Sep 21, 2006 11:46
So... I feel like I owe an entry... I'm not sure if anyone really reads this or not, but I owe someone... I read everyone elses and when they don't post, I get angry! I should post something though...
My braces should be off soon, I am excited for that. I have an appointment in October (like the 4... I think...) and when I go we see if I get to get impressions. As soon as I get those, two weeks and they are off! Yey! No more food stuck in my teeth... that is exciting!
I enrolled at Schoolcraft for culinary. The goal is to eventually have a bakery. I feel much better now that I have a plan. Unfortuantely my Dad is pissed. "Why can't you just be a nurse? You'll always have a job. The money is so good!" Yeah, but my heart isn't there. I want to make people happy, not stick them with needles. And, what makes people happier then a good cupcake or cheesecake? Huh? Allen is behind it, so that's nice. I wish we could afford to move out. Not because I don't love my family, but I want to grow up all ready. If I get a better job, we'd be able to. Only problem? I love my job. But I can't keep doing it. I worked 40+ hours, only got 260. I can't do that. I just can't. And as a resteraunt, we're not doing well enough to give raises...
Allen and I are good. His poor family situation has been getting to him lately. He has been all anxious, getting sick every night, not eating or eating to the point of getting sick, smoking a crazy amount... I hate it... then his damned father promised to call him, so they can get together. He didn't call, again. Why don't they just leave him the fuck alone? Honestly. Fucking get out of our lives...

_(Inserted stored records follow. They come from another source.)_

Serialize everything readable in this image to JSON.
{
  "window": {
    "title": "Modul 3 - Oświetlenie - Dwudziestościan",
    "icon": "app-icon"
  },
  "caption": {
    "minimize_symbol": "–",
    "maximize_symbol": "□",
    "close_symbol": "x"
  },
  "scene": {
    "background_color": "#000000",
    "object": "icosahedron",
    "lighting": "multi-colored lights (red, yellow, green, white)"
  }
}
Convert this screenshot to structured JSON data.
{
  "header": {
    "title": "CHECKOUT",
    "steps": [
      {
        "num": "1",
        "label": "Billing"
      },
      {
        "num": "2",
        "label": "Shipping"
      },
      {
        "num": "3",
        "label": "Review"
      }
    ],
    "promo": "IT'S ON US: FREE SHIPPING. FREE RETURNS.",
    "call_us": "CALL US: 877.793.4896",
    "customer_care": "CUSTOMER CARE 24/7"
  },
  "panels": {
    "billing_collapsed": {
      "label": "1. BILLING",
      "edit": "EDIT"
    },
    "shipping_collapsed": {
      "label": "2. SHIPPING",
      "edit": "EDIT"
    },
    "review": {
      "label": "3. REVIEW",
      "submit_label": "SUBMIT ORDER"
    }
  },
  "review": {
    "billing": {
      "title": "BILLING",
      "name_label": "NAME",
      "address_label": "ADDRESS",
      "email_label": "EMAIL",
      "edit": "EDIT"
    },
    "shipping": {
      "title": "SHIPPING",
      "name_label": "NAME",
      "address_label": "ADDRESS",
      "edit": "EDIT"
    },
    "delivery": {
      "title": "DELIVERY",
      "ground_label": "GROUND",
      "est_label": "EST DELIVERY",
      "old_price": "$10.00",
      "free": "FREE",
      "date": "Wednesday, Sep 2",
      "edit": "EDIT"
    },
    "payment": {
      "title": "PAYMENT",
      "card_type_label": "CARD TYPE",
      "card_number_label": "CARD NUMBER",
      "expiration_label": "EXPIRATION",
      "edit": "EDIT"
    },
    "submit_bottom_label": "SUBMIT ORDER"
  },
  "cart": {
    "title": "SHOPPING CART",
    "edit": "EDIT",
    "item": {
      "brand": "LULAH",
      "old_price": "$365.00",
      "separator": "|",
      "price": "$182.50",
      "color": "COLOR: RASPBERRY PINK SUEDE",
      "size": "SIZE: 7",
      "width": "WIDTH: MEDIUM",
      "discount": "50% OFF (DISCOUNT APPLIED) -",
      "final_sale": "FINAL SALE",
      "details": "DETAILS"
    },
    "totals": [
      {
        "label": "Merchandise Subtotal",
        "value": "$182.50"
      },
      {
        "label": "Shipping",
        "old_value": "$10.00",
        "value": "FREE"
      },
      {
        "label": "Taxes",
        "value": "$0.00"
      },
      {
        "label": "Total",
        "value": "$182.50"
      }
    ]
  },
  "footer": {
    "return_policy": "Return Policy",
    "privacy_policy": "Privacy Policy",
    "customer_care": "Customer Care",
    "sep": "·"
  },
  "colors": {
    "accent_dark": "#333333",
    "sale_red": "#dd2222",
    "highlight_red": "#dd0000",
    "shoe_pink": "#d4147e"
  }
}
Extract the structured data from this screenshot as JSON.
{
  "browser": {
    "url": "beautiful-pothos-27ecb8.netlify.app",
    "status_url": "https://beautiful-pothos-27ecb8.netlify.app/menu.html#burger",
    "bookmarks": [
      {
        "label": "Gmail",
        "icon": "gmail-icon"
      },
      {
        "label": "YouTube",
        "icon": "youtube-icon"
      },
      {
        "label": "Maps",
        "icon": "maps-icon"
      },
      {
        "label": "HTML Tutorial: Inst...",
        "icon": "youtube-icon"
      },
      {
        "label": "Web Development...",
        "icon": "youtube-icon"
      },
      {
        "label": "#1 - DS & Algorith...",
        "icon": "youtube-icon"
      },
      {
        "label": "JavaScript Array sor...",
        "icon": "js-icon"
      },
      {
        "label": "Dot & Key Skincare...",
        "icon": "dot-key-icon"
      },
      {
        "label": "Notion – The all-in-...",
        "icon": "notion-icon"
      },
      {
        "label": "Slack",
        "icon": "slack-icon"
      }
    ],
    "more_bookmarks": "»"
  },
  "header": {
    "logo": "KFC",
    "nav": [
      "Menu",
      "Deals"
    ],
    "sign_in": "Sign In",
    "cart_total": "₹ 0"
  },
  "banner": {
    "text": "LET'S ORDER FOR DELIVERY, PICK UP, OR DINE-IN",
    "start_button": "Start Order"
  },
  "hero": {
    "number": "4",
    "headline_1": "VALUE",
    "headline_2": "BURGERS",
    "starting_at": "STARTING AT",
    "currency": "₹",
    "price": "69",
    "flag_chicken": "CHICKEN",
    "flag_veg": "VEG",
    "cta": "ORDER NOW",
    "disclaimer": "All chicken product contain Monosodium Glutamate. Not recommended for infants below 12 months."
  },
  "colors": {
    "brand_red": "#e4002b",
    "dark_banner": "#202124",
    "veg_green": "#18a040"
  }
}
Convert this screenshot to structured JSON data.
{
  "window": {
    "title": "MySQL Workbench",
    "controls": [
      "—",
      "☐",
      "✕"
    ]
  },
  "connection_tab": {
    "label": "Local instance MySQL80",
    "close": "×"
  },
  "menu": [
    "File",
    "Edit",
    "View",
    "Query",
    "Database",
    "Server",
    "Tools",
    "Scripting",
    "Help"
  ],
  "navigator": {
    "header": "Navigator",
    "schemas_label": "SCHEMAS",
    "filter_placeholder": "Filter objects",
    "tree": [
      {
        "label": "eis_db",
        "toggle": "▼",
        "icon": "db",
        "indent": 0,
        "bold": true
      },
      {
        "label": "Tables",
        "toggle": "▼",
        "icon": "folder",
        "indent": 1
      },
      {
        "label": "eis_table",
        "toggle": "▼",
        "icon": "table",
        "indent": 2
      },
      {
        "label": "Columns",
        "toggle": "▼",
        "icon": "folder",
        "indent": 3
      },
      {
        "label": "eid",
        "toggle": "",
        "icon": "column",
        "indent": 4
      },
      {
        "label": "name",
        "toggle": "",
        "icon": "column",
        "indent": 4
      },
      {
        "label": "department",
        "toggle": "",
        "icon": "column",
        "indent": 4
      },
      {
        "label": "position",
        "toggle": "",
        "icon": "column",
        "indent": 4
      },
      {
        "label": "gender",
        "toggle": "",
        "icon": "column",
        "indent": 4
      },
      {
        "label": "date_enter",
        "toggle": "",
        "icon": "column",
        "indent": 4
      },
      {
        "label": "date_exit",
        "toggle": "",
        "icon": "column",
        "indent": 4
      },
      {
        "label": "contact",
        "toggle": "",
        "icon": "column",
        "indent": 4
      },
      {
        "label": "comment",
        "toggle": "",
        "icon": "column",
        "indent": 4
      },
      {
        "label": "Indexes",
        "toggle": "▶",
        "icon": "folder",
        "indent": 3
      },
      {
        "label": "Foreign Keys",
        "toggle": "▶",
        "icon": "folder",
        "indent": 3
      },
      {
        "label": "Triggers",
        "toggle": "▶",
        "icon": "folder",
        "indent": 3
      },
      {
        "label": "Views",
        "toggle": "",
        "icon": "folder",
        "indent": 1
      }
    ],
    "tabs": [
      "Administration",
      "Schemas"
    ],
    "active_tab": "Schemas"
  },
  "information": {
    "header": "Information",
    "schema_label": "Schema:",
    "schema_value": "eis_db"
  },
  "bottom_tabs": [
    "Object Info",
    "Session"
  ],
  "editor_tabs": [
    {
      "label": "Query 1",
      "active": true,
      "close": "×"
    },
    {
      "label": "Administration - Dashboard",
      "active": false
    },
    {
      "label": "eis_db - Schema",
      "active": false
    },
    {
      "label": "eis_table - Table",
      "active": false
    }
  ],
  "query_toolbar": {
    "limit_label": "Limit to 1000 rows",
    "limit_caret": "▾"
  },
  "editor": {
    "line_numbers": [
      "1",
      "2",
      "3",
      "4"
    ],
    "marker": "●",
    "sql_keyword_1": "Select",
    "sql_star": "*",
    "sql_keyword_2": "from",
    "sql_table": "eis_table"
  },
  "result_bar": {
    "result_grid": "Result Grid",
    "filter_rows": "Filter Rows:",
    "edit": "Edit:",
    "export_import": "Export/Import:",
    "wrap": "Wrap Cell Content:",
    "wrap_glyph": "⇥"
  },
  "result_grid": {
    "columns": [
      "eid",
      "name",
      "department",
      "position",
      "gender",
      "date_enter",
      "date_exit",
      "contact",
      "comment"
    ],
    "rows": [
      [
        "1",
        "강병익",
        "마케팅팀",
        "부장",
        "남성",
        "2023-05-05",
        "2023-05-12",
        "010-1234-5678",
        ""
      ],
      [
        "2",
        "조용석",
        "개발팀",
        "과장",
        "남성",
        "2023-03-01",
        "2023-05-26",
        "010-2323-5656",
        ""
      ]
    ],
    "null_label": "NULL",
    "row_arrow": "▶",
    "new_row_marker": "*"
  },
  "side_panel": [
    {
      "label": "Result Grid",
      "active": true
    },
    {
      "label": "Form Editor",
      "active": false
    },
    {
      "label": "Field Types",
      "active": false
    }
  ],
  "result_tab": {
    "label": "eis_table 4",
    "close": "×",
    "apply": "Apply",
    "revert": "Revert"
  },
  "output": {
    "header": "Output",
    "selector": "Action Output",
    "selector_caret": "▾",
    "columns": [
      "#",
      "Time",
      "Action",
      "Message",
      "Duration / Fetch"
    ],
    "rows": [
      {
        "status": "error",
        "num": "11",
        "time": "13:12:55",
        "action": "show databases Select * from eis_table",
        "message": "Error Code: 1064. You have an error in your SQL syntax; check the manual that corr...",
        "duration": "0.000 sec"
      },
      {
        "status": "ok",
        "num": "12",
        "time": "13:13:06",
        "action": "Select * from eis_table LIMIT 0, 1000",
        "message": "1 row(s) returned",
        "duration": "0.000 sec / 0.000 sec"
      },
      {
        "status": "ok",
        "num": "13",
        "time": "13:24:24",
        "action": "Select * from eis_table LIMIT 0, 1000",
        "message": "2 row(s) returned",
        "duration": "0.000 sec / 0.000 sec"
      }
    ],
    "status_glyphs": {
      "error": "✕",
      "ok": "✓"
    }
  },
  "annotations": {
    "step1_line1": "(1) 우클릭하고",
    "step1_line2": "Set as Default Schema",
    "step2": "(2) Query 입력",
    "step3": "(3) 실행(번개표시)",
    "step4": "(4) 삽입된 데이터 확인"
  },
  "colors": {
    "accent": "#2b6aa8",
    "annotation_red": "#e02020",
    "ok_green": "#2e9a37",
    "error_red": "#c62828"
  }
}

School is good. The only class that is beyond pointless is my Interpersonal Communication class. Sounds like it would be fun, right? The teacher is SO fucking lame and boring, it's horrid! HORRID!!!!!!!!!!!!!!!!!!!!!!!! I just want to kick him. But, I need the credit, I love my other classes, so life goes on.
Overall, it's been good lately. I feel a little bit left out of the frat boy circle, but then I remember Allen... oohhh. I love him!
Poor Ellie is finally over all of the sickness. But now, her leg is hurting. She whimpers constantly. Probably going to the vet tomorrow... I swear, I am putting her kids through college or something...
But, life is good. Yey! A full entry!